I looked up what his reading meant on my iPad in the comfy chair across the room from him, untrammeled by any dementia except mine.

“Readings above 90/60 and below 120/80 are considered normal for most adults, though in some cases a systolic reading over 110 can be associated with dizziness when standing.”

Senior Editor at Caring.Com Melanie Haiken noted that even with a reading in the “normal” range, Raven might want to consider lifestyle changes to minimize the chance of future high blood pressure episodes.

Those include:

“Quitting smoking.
Losing weight
Increasing physical activity,
Lowering salt intake,
Limiting caffeine,
Limit alcohol.
Reducing stress.”

I mentally ticked them off as risk factors. The Bluffs is non-smoking. He is wasting away, the menu is deliberately low-sodium, he has not had a real cup of coffee in years, can’t find any booze, and his stress level is probably nothing we can do anything about.

Raven Festive in sleep

Somewhere, Billie is in there, trapped in the husk of Raven, and he knows it. His body language, even asleep, reflects full fight-or-flight response.

What is left of the curiosity is in his thin artist fingers, delicately tracing the cord that connects his alarm to the call box on the wall.

“This in I pawrn…,” he declared, and then the sleeper woke, his light brown eyes now showing puzzlement. I got up and went over to say hello.

“Want to get up?” I asked. He seemed to nod, either with recognition or agreement. I untangled his thin legs and made sure the Velcro on his shoes was nice and tight. His recliner is one of those cool ones with a remote control on a telephone cord connected to a motor. I pressed the button and the recliner’s footrest lowered into the chair and the back came upright, and then raised up with a forward motion that would deposit him on his feet.

I thought maybe he would like to shuffle the circuit, as we had done the day before, but Raven was having none of it. he seemed dizzy, go figure. I pushed the button to make the chair recline again, and soon I had him horizontal again, blanket in place and call button clipped to his mid-thorax.

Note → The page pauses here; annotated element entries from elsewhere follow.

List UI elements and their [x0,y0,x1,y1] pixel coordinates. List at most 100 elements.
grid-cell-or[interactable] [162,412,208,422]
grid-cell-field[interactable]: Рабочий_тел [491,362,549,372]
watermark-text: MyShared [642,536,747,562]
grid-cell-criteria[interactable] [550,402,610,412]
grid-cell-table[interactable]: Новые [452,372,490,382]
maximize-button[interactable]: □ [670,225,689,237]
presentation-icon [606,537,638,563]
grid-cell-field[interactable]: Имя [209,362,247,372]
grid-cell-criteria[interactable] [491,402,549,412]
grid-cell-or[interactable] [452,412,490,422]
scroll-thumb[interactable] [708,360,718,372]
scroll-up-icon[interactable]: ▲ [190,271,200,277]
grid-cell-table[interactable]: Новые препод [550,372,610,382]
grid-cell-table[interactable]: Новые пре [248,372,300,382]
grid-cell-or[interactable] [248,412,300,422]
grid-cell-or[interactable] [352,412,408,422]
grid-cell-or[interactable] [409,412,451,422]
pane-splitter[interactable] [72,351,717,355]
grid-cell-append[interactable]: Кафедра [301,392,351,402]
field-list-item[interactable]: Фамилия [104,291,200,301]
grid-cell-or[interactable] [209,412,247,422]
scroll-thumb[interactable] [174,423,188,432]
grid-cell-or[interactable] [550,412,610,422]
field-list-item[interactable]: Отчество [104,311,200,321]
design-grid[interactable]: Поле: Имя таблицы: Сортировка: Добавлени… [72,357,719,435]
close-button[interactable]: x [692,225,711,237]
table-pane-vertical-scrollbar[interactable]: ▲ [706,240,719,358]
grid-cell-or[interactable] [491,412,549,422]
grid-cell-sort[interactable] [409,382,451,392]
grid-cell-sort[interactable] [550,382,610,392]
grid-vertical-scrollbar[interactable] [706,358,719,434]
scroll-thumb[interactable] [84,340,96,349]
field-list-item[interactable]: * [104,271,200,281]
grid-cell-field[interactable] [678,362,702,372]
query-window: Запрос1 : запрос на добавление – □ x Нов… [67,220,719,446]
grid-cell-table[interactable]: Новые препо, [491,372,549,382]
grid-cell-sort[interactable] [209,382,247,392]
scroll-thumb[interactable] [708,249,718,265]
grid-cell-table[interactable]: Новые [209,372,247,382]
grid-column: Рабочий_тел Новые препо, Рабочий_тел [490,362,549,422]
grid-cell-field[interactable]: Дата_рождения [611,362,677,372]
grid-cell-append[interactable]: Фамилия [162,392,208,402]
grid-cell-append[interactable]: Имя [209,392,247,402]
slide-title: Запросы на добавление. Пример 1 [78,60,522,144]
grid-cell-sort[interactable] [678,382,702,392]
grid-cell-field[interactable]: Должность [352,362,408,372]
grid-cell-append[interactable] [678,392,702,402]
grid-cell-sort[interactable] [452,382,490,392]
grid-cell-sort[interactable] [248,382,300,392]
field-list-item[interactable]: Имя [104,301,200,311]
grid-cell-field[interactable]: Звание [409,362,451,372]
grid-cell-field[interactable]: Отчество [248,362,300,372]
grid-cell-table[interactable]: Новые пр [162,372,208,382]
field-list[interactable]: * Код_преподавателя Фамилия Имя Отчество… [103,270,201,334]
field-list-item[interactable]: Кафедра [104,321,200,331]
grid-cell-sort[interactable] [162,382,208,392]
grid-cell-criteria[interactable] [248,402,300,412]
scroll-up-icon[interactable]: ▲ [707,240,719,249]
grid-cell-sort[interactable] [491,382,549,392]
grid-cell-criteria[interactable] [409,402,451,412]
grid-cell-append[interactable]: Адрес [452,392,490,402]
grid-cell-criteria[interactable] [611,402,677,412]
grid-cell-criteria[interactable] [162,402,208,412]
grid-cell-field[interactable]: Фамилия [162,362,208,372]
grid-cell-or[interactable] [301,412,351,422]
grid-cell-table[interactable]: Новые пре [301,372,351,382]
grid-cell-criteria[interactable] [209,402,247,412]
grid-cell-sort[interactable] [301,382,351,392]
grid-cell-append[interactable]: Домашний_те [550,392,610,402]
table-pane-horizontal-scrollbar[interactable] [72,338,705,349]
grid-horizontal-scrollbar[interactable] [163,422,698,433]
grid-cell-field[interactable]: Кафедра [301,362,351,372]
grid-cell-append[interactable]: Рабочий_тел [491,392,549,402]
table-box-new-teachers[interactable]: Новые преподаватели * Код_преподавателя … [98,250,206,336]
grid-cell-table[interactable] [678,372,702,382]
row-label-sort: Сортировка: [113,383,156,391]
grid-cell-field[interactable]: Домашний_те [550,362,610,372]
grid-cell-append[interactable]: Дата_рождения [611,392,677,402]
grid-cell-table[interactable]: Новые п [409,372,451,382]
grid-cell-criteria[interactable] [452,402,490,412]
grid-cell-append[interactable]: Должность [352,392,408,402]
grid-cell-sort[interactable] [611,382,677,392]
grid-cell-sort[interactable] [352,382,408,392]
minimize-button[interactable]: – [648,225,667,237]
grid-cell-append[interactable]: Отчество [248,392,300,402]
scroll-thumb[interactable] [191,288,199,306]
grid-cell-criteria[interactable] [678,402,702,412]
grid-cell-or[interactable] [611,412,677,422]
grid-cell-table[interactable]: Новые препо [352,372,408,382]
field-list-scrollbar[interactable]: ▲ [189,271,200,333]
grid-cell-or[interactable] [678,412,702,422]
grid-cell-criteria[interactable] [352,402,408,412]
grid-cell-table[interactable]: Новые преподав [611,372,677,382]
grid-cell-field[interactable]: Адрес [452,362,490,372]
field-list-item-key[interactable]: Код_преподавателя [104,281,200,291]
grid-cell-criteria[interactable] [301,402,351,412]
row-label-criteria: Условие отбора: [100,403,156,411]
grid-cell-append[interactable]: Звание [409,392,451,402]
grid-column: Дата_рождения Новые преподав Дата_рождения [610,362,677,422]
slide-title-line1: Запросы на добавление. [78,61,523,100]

I talked to him for a while, and then realized I had to get going if I was to serve up a little happy hour snack for Big Mama before the light evening meal at Potemkin Village.

“We are going to open your Christmas present tomorrow, OK?” He looked at me with eyes deep sand lost. “I don’t want you getting into the box until I come back, OK?” I waited until he was asleep again and then collected my crap and got the hell out of there.

In the common area in the lobby they were showing a Christmas film, and had made popcorn. I snagged one of the little paper bags, glad they had salted the popped kernels properly.

The whole thing is amazing. I saw someone in the Challenged Dining Room wake with a start and attempt to cut up their napkin.

In Raven’s decline, Big Mama sometimes (like often) lost track of time, and would take him to lunch or dinner well before the appointed time. He took pleasure in playing with the little plastic packets of jam, his slim artistic fingers failing to find the tab, and then chewing on the unopened packet.

I could see the marks on the table-cloth where the jam jetted out from between his teeth in astonishingly long arcs of dried strawberry.

It was actually sort of artistic.

I wonder if he will be awake long enough this morning to see me open his present? I hope so.

If this is what Raven saw- and I don’t know what he sees- I would go back to sleep, too. All photos Socotra via iPad.